Artur Gennadyevich Karpov (born May 15, 1969) is a Russian federal judge known for his tenure at the Basmanny Court of General Jurisdiction of Moscow where he served from 2007 to 2021. He has gained a reputation as a "hardliner" judge, particularly for handling cases involving political opposition to the Kremlin. In the Western media he is known for the detention of Michael Calvey, a US private investor in Russian economy.

==Early career==
Before his appointment to the Basmanny Court, Karpov worked in the military prosecutor's office. His judicial career in the Basmanny Court began with his appointment by President Vladimir Putin's Decree No. 747 on June 12, 2007. In 2010, he was reappointed for a new six-year term by President Dmitry Medvedev.

==Notable cases==
Throughout his career, Karpov has been involved in several high-profile cases, many of which have had significant political implications:

- 2011: Mr.
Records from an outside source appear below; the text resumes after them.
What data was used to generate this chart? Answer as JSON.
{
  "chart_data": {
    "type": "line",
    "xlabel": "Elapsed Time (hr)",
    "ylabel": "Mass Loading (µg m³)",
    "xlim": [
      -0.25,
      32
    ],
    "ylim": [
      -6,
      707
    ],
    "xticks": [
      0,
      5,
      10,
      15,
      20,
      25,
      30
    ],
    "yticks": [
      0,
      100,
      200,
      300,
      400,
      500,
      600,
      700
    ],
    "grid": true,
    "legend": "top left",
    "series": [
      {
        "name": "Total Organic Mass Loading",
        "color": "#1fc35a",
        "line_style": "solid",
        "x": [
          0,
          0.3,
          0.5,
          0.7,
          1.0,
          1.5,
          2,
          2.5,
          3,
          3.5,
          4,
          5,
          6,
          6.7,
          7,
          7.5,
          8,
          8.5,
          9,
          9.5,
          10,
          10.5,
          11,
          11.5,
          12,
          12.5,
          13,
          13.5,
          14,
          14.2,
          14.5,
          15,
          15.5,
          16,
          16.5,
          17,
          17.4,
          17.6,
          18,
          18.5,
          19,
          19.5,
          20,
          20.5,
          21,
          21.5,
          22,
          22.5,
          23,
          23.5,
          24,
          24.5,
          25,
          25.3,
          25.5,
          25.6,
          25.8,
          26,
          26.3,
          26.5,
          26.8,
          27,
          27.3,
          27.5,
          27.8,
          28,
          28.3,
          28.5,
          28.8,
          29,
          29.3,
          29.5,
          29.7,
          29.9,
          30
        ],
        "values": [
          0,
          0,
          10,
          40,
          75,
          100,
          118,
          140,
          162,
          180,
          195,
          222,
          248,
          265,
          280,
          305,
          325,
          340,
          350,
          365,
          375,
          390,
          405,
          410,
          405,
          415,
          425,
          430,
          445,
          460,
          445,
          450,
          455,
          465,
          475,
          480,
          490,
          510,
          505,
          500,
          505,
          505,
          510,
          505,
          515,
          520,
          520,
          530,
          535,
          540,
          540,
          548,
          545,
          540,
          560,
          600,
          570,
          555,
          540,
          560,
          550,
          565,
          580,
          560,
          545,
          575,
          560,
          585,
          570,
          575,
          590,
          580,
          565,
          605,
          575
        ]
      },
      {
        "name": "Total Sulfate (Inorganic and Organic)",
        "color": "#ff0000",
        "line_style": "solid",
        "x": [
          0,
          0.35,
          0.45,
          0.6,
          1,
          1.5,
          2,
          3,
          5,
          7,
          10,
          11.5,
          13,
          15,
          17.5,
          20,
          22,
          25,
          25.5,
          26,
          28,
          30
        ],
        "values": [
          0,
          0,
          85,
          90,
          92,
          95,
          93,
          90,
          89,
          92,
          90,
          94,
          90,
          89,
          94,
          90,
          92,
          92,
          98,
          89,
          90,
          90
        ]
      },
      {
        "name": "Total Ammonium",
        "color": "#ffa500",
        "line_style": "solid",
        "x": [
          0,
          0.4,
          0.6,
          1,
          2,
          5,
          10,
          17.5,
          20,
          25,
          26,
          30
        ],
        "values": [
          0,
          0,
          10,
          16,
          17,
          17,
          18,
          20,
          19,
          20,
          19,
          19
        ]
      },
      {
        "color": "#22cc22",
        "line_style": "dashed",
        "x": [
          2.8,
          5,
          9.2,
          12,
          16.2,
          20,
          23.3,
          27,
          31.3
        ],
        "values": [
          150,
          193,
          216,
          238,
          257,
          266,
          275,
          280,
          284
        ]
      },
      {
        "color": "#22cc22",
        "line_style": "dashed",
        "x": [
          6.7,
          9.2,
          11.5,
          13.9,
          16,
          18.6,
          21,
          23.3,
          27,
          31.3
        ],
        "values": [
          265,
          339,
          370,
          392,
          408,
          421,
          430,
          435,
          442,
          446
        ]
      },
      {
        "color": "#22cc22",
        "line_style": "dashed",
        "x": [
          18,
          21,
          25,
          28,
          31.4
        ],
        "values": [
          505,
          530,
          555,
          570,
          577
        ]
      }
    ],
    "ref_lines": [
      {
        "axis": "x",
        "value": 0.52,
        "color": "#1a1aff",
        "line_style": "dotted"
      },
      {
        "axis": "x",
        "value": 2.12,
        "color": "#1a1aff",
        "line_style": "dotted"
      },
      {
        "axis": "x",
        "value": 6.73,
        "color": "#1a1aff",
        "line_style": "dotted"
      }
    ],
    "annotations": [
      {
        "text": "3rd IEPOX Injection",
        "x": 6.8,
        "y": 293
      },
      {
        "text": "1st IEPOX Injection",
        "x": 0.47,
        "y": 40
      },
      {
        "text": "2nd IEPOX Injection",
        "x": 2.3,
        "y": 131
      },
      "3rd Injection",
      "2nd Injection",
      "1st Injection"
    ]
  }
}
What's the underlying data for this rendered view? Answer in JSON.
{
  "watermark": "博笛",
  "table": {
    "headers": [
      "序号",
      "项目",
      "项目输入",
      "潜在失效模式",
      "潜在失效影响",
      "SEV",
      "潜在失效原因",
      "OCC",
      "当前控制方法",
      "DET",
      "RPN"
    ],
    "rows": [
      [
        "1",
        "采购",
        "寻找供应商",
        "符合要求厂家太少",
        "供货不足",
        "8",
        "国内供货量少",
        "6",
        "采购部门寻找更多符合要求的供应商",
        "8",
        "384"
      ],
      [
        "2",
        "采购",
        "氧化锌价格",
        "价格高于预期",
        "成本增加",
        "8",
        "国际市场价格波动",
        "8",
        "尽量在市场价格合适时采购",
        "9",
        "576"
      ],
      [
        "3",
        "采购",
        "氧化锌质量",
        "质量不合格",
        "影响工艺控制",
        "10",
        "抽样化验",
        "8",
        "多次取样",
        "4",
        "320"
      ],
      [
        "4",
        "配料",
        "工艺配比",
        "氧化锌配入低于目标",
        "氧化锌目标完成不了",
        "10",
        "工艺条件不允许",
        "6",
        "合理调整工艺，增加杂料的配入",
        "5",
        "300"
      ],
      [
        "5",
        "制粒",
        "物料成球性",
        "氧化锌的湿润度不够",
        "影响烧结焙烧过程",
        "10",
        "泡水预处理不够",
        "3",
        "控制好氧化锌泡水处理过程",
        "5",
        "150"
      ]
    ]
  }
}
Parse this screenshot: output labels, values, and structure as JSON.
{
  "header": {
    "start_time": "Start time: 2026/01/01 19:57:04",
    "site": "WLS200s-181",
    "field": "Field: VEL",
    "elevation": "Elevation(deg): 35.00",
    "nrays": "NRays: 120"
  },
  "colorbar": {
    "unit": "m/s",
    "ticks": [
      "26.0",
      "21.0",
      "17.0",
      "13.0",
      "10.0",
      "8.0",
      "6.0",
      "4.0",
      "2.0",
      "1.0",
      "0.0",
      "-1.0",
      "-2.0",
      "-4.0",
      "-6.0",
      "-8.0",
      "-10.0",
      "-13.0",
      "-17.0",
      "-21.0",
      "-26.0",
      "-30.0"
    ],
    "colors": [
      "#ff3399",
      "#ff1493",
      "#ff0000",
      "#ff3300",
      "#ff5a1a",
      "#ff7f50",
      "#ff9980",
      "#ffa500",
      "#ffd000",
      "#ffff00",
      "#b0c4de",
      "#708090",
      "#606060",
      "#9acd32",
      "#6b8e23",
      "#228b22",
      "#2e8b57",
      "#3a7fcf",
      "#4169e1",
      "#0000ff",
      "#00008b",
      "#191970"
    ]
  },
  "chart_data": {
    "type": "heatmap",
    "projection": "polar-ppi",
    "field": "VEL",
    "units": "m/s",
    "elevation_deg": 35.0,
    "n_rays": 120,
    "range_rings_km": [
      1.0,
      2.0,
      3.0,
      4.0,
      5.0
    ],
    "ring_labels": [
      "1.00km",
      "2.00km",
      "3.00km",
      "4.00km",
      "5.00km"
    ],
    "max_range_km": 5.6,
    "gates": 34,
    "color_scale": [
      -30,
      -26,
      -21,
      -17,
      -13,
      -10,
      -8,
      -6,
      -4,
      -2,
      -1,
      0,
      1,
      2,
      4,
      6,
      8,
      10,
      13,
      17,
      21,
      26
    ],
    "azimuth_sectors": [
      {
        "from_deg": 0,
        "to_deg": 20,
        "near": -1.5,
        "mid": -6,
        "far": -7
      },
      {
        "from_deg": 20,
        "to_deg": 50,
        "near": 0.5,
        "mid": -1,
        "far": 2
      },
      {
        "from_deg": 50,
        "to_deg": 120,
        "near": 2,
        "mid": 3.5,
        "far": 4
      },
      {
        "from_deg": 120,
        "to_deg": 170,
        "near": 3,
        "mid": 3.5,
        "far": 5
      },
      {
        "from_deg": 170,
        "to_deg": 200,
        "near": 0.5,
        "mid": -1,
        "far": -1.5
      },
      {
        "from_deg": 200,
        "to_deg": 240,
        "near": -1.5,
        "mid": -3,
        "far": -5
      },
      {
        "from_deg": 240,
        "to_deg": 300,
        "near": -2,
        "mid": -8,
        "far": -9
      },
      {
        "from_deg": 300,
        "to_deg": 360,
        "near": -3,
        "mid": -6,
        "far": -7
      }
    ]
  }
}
Karpov ordered the arrest of retired police lieutenant colonel Dmitry Pavlyuchenkov, who was accused of organizing the assassination of journalist Anna Politkovskaya.
- 2012-2016: Judge Karpov issued repeated rulings on the arrest and detention extension of defendants in the "Bolotnaya case," which involved protests against Vladimir Putin's third presidential inauguration.
- 2014: Judge Artur Karpov changed the preventive measure for opposition leader Alexei Navalny from signing not to leave to house arrest in the Yves Rocher case.
- 2016: Approved the arrest of Kirov Region Governor Nikita Belykh and sent Alexey Ulyukaev, the head of the Ministry of Economy, under house arrest.
- 2019: 16 February Judge Karpov authorized the arrest of Michael Calvey, a U.S. private investor in the Russian economy and founder of Baring Vostok. Same year released Alexei Minyailo, the coordinator of Lyubov Sobol's headquarters, from arrest in the courtroom.
- 2020: Extended the arrest of former Open Government Minister Mikhail Abyzov by two months and placed Valery Maksimenko, former deputy director of the Russian Federal Penitentiary Service, in a detention center. In the same year of 2020 Artur Karpov sent Khabarovsk Krai Governor Sergei Furgal, accused of organizing murders, into custody.

== International sanctions ==
Contrary to media reports, Artur Karpov is not on the US Magnitsky List. Included in Ukraine's sanctions list as a district court judge promoting war.

== Discussion ==
Far not all cases decided by Artur Karpov were "high-profile". Since 2015 until late 2020, Russian Federal Judge Artur Karpov issued more than 10500 procedural acts on various criminal proceedings, out of them more than 460 were final decisions.